Nature as a mirror for the soul

There’s a clarity that lives in the mountains, one I couldn’t find in therapy rooms, crowded cities, or the noise of my own mind.

When life unraveled, when I didn’t recognize myself anymore, I went to the mountains. Not because I thought they’d heal me, but because I needed something honest. Something real. Something that couldn’t be manipulated by ego or numbed by distraction. And mountains? They don’t lie. They don’t care who you think you are, what you’ve accomplished, or how “spiritually evolved” you claim to be. They strip you down. They reduce you to your breath, your bones, your grit. Every step upward is a conversation with your limits. Every moment of stillness is a confrontation with your mind.

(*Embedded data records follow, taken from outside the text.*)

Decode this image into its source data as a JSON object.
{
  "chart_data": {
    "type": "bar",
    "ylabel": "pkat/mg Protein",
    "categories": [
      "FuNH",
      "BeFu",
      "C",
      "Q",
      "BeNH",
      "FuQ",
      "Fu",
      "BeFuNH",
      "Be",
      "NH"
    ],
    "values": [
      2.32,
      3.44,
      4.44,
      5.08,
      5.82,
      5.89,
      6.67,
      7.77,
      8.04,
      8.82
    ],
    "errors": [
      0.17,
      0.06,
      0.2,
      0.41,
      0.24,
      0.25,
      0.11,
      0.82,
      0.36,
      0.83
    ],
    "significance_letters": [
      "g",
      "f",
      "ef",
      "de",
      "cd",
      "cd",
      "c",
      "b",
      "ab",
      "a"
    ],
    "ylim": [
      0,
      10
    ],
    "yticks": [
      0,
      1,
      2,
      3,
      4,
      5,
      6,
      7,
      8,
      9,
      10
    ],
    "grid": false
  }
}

I didn’t go looking for revelation.I went because I couldn’t stay where I was.

I was exhausted from performing from trying to hold it all together, trying to be okay, trying to make life make sense. I needed a different kind of truth. Not one delivered in quotes or books, but one I could feel. One I could walk. That’s when the trail called. The first climb wasn’t graceful. I was slow, unsure, winded. My legs burned, my lungs ached, and my inner critic wouldn’t shut up. “You’re out of shape.” “You’re too late to change.” “You’ll never make it.”But then something else emerged, something quieter, deeper. A voice I hadn’t heard in years. It didn’t encourage me. It didn’t push me. It simply said: Keep going.So I did.And somewhere along the path between the blisters and the silence, the sweat and the solitude I met myself. Not the curated version I showed the world, but the one I had buried beneath years of noise.

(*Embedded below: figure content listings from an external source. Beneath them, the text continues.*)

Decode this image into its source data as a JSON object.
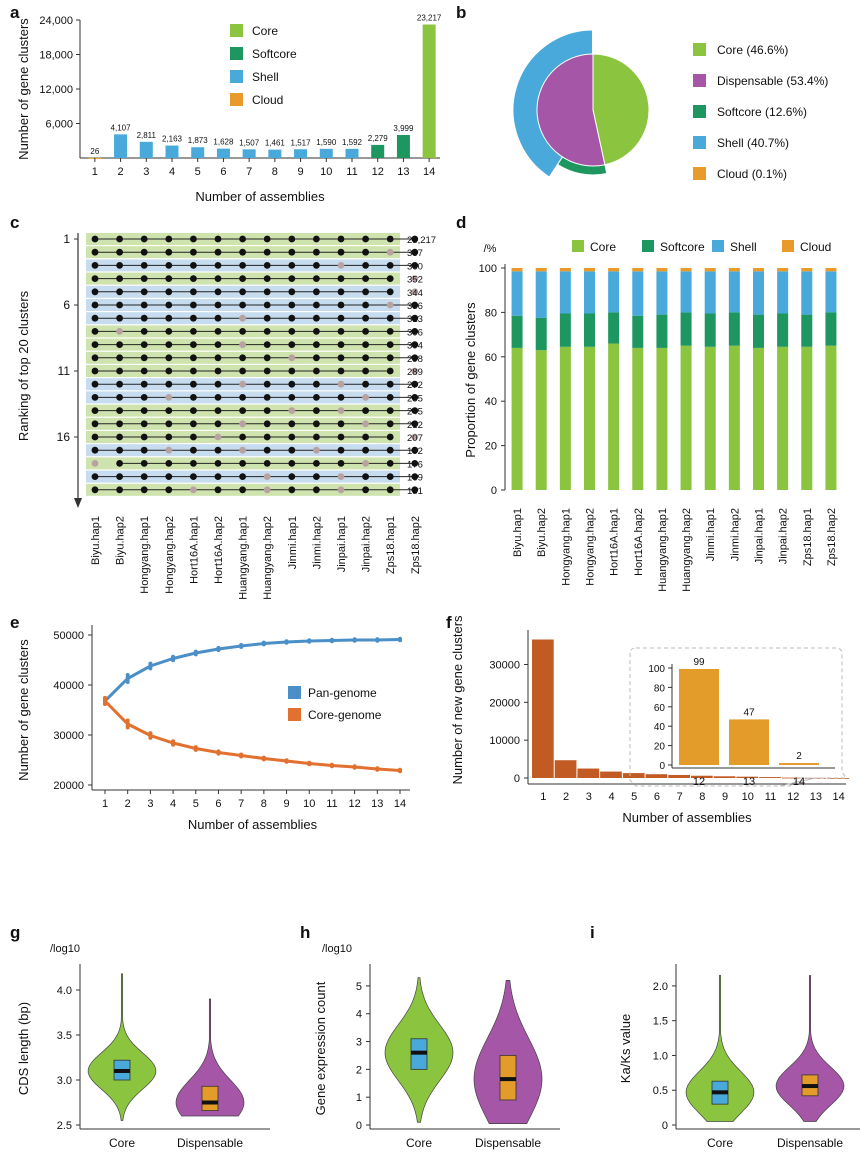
{
  "colors": {
    "core": "#8BC43F",
    "softcore": "#1E9660",
    "shell": "#48A9DA",
    "cloud": "#E89A2B",
    "dispensable": "#A556A6",
    "pan": "#4B8FC8",
    "corecurve": "#E2702E",
    "newbar": "#C25A23",
    "inset": "#E39B2A",
    "rowGreen": "#CFE3AE",
    "rowBlue": "#C7DCEE",
    "dot": "#111111",
    "dotGrey": "#B9A2A2"
  },
  "chart_data": [
    {
      "panel": "a",
      "type": "bar",
      "categories": [
        "1",
        "2",
        "3",
        "4",
        "5",
        "6",
        "7",
        "8",
        "9",
        "10",
        "11",
        "12",
        "13",
        "14"
      ],
      "values": [
        26,
        4107,
        2811,
        2163,
        1873,
        1628,
        1507,
        1461,
        1517,
        1590,
        1592,
        2279,
        3999,
        23217
      ],
      "value_labels": [
        "26",
        "4,107",
        "2,811",
        "2,163",
        "1,873",
        "1,628",
        "1,507",
        "1,461",
        "1,517",
        "1,590",
        "1,592",
        "2,279",
        "3,999",
        "23,217"
      ],
      "bar_class": [
        "cloud",
        "shell",
        "shell",
        "shell",
        "shell",
        "shell",
        "shell",
        "shell",
        "shell",
        "shell",
        "shell",
        "softcore",
        "softcore",
        "core"
      ],
      "ylim": [
        0,
        24000
      ],
      "yticks": [
        6000,
        12000,
        18000,
        24000
      ],
      "ytick_labels": [
        "6,000",
        "12,000",
        "18,000",
        "24,000"
      ],
      "xlabel": "Number of assemblies",
      "ylabel": "Number of gene clusters",
      "legend": [
        "Core",
        "Softcore",
        "Shell",
        "Cloud"
      ]
    },
    {
      "panel": "b",
      "type": "pie",
      "outer": [
        {
          "label": "Core (46.6%)",
          "value": 46.6,
          "key": "core"
        },
        {
          "label": "Softcore (12.6%)",
          "value": 12.6,
          "key": "softcore"
        },
        {
          "label": "Shell (40.7%)",
          "value": 40.7,
          "key": "shell"
        },
        {
          "label": "Cloud (0.1%)",
          "value": 0.1,
          "key": "cloud"
        }
      ],
      "inner": [
        {
          "label": "Core (46.6%)",
          "value": 46.6,
          "key": "core"
        },
        {
          "label": "Dispensable (53.4%)",
          "value": 53.4,
          "key": "dispensable"
        }
      ],
      "legend": [
        "Core (46.6%)",
        "Dispensable (53.4%)",
        "Softcore (12.6%)",
        "Shell (40.7%)",
        "Cloud (0.1%)"
      ]
    },
    {
      "panel": "c",
      "type": "table",
      "assemblies": [
        "Biyu.hap1",
        "Biyu.hap2",
        "Hongyang.hap1",
        "Hongyang.hap2",
        "Hort16A.hap1",
        "Hort16A.hap2",
        "Huangyang.hap1",
        "Huangyang.hap2",
        "Jinmi.hap1",
        "Jinmi.hap2",
        "Jinpai.hap1",
        "Jinpai.hap2",
        "Zps18.hap1",
        "Zps18.hap2"
      ],
      "counts": [
        23217,
        387,
        360,
        352,
        344,
        336,
        313,
        306,
        304,
        298,
        289,
        272,
        255,
        245,
        212,
        207,
        182,
        176,
        169,
        131
      ],
      "count_labels": [
        "23,217",
        "387",
        "360",
        "352",
        "344",
        "336",
        "313",
        "306",
        "304",
        "298",
        "289",
        "272",
        "255",
        "245",
        "212",
        "207",
        "182",
        "176",
        "169",
        "131"
      ],
      "row_class": [
        "core",
        "softcore",
        "shell",
        "softcore",
        "shell",
        "shell",
        "shell",
        "softcore",
        "softcore",
        "softcore",
        "softcore",
        "shell",
        "shell",
        "softcore",
        "softcore",
        "softcore",
        "shell",
        "softcore",
        "shell",
        "softcore"
      ],
      "missing": [
        [],
        [
          12
        ],
        [
          10
        ],
        [
          13
        ],
        [
          13
        ],
        [
          12
        ],
        [
          6
        ],
        [
          1
        ],
        [
          6
        ],
        [
          8
        ],
        [
          13
        ],
        [
          6,
          10
        ],
        [
          3,
          11
        ],
        [
          8,
          10
        ],
        [
          6,
          11
        ],
        [
          5,
          13
        ],
        [
          3,
          6,
          9
        ],
        [
          0,
          11
        ],
        [
          7,
          10
        ],
        [
          4,
          7,
          10
        ]
      ],
      "yticks": [
        "1",
        "6",
        "11",
        "16"
      ],
      "ylabel": "Ranking of top 20 clusters"
    },
    {
      "panel": "d",
      "type": "bar",
      "stacked": true,
      "categories": [
        "Biyu.hap1",
        "Biyu.hap2",
        "Hongyang.hap1",
        "Hongyang.hap2",
        "Hort16A.hap1",
        "Hort16A.hap2",
        "Huangyang.hap1",
        "Huangyang.hap2",
        "Jinmi.hap1",
        "Jinmi.hap2",
        "Jinpai.hap1",
        "Jinpai.hap2",
        "Zps18.hap1",
        "Zps18.hap2"
      ],
      "series": [
        {
          "name": "Core",
          "key": "core",
          "values": [
            64,
            63,
            64.5,
            64.5,
            66,
            64,
            64,
            65,
            64.5,
            65,
            64,
            64.5,
            64.5,
            65
          ]
        },
        {
          "name": "Softcore",
          "key": "softcore",
          "values": [
            14.5,
            14.5,
            15,
            15,
            14,
            14.5,
            15,
            15,
            15,
            15,
            15,
            15,
            14.5,
            15
          ]
        },
        {
          "name": "Shell",
          "key": "shell",
          "values": [
            20,
            21,
            19,
            19,
            18.5,
            20,
            19.5,
            18.5,
            19,
            18.5,
            19.5,
            19,
            19.5,
            18.5
          ]
        },
        {
          "name": "Cloud",
          "key": "cloud",
          "values": [
            1.5,
            1.5,
            1.5,
            1.5,
            1.5,
            1.5,
            1.5,
            1.5,
            1.5,
            1.5,
            1.5,
            1.5,
            1.5,
            1.5
          ]
        }
      ],
      "ylim": [
        0,
        100
      ],
      "yticks": [
        "0",
        "20",
        "40",
        "60",
        "80",
        "100"
      ],
      "unit": "/%",
      "ylabel": "Proportion of gene clusters",
      "legend": [
        "Core",
        "Softcore",
        "Shell",
        "Cloud"
      ]
    },
    {
      "panel": "e",
      "type": "line",
      "x": [
        1,
        2,
        3,
        4,
        5,
        6,
        7,
        8,
        9,
        10,
        11,
        12,
        13,
        14
      ],
      "series": [
        {
          "name": "Pan-genome",
          "key": "pan",
          "values": [
            36800,
            41300,
            43800,
            45300,
            46400,
            47200,
            47800,
            48300,
            48600,
            48800,
            48900,
            49000,
            49000,
            49100
          ]
        },
        {
          "name": "Core-genome",
          "key": "corecurve",
          "values": [
            36800,
            32200,
            29900,
            28400,
            27300,
            26500,
            25900,
            25300,
            24800,
            24300,
            23900,
            23600,
            23200,
            22900
          ]
        }
      ],
      "ylim": [
        20000,
        50000
      ],
      "yticks": [
        "20000",
        "30000",
        "40000",
        "50000"
      ],
      "xlabel": "Number of assemblies",
      "ylabel": "Number of gene clusters",
      "legend": [
        "Pan-genome",
        "Core-genome"
      ]
    },
    {
      "panel": "f",
      "type": "bar",
      "categories": [
        "1",
        "2",
        "3",
        "4",
        "5",
        "6",
        "7",
        "8",
        "9",
        "10",
        "11",
        "12",
        "13",
        "14"
      ],
      "values": [
        36600,
        4700,
        2500,
        1700,
        1300,
        1000,
        800,
        600,
        450,
        350,
        250,
        99,
        47,
        2
      ],
      "ylim": [
        0,
        37000
      ],
      "yticks": [
        "0",
        "10000",
        "20000",
        "30000"
      ],
      "xlabel": "Number of assemblies",
      "ylabel": "Number of new gene clusters",
      "inset": {
        "categories": [
          "12",
          "13",
          "14"
        ],
        "values": [
          99,
          47,
          2
        ],
        "value_labels": [
          "99",
          "47",
          "2"
        ],
        "ylim": [
          0,
          100
        ],
        "yticks": [
          "0",
          "20",
          "40",
          "60",
          "80",
          "100"
        ]
      }
    },
    {
      "panel": "g",
      "type": "violin",
      "groups": [
        "Core",
        "Dispensable"
      ],
      "unit": "/log10",
      "ylabel": "CDS length (bp)",
      "ylim": [
        2.5,
        4.2
      ],
      "yticks": [
        "2.5",
        "3.0",
        "3.5",
        "4.0"
      ],
      "stats": [
        {
          "min": 2.55,
          "q1": 3.0,
          "median": 3.1,
          "q3": 3.22,
          "max": 4.18
        },
        {
          "min": 2.6,
          "q1": 2.66,
          "median": 2.75,
          "q3": 2.93,
          "max": 3.9
        }
      ]
    },
    {
      "panel": "h",
      "type": "violin",
      "groups": [
        "Core",
        "Dispensable"
      ],
      "unit": "/log10",
      "ylabel": "Gene expression count",
      "ylim": [
        0,
        5.5
      ],
      "yticks": [
        "0",
        "1",
        "2",
        "3",
        "4",
        "5"
      ],
      "stats": [
        {
          "min": 0.1,
          "q1": 2.0,
          "median": 2.6,
          "q3": 3.1,
          "max": 5.3
        },
        {
          "min": 0.05,
          "q1": 0.9,
          "median": 1.65,
          "q3": 2.5,
          "max": 5.2
        }
      ]
    },
    {
      "panel": "i",
      "type": "violin",
      "groups": [
        "Core",
        "Dispensable"
      ],
      "ylabel": "Ka/Ks value",
      "ylim": [
        0,
        2.2
      ],
      "yticks": [
        "0",
        "0.5",
        "1.0",
        "1.5",
        "2.0"
      ],
      "stats": [
        {
          "min": 0.05,
          "q1": 0.3,
          "median": 0.47,
          "q3": 0.63,
          "max": 2.15
        },
        {
          "min": 0.05,
          "q1": 0.42,
          "median": 0.56,
          "q3": 0.72,
          "max": 2.15
        }
      ]
    }
  ],
  "labels": {
    "a": "a",
    "b": "b",
    "c": "c",
    "d": "d",
    "e": "e",
    "f": "f",
    "g": "g",
    "h": "h",
    "i": "i"
  }
}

Nature has a way of reflecting what we refuse to see. In the wild, there are no mirrors, only metaphors. The sharp edges of a ridge that mirrored my own guardedness. The long, winding trail that mirrored the slow, non-linear path of healing. The stillness of a pine forest that mirrored the part of me aching for rest.Up there, everything made sense not because it was easy, but because it was honest. I cried on a summit once. Not because I reached the top, but because I finally stopped running. For the first time, I allowed myself to feel proud not for conquering the mountain, but for showing up for myself. For choosing something hard and doing it anyway. For listening when everything in me wanted to numb out, give up, go home.

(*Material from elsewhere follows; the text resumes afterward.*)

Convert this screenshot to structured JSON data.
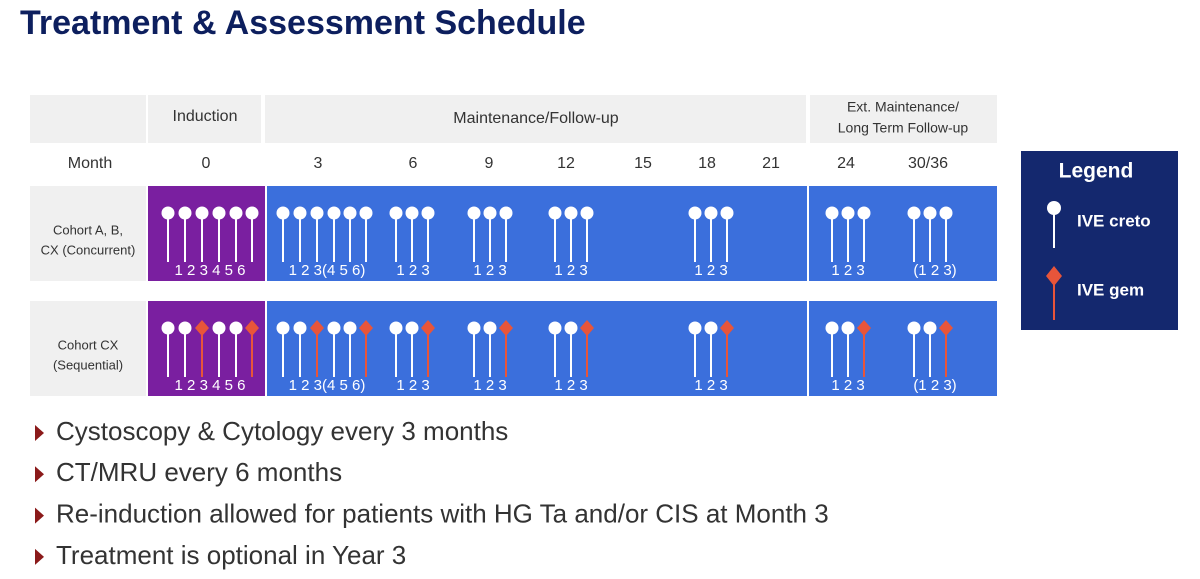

The mountain didn’t change me. It reminded me who I was. It reminded me that strength isn’t loud. It’s not performative. It’s found in the quiet, unseen moments where no one’s watching, but you keep going anyway. It reminded me that healing doesn’t come all at once. It comes step by step. Breath by breath. Like a slow ascent where the view only makes sense when you look back. It reminded me that life, like the trail, has switchbacks and that going sideways isn’t the same as going nowhere. And most of all, it reminded me that truth doesn’t have to be shouted. Sometimes, it’s found in the rustling trees, the crunch of boots on gravel, the feeling of your heart beating in sync with something greater than you. So now, when I’m lost again — and I will be, I’ll remember this: The mountain doesn’t lie. It holds up a mirror. And if you’re willing to climb, to listen, to be humbled you just might see yourself again. Not the self built by fear or expectation, but the one that was there all along, waiting at the summit.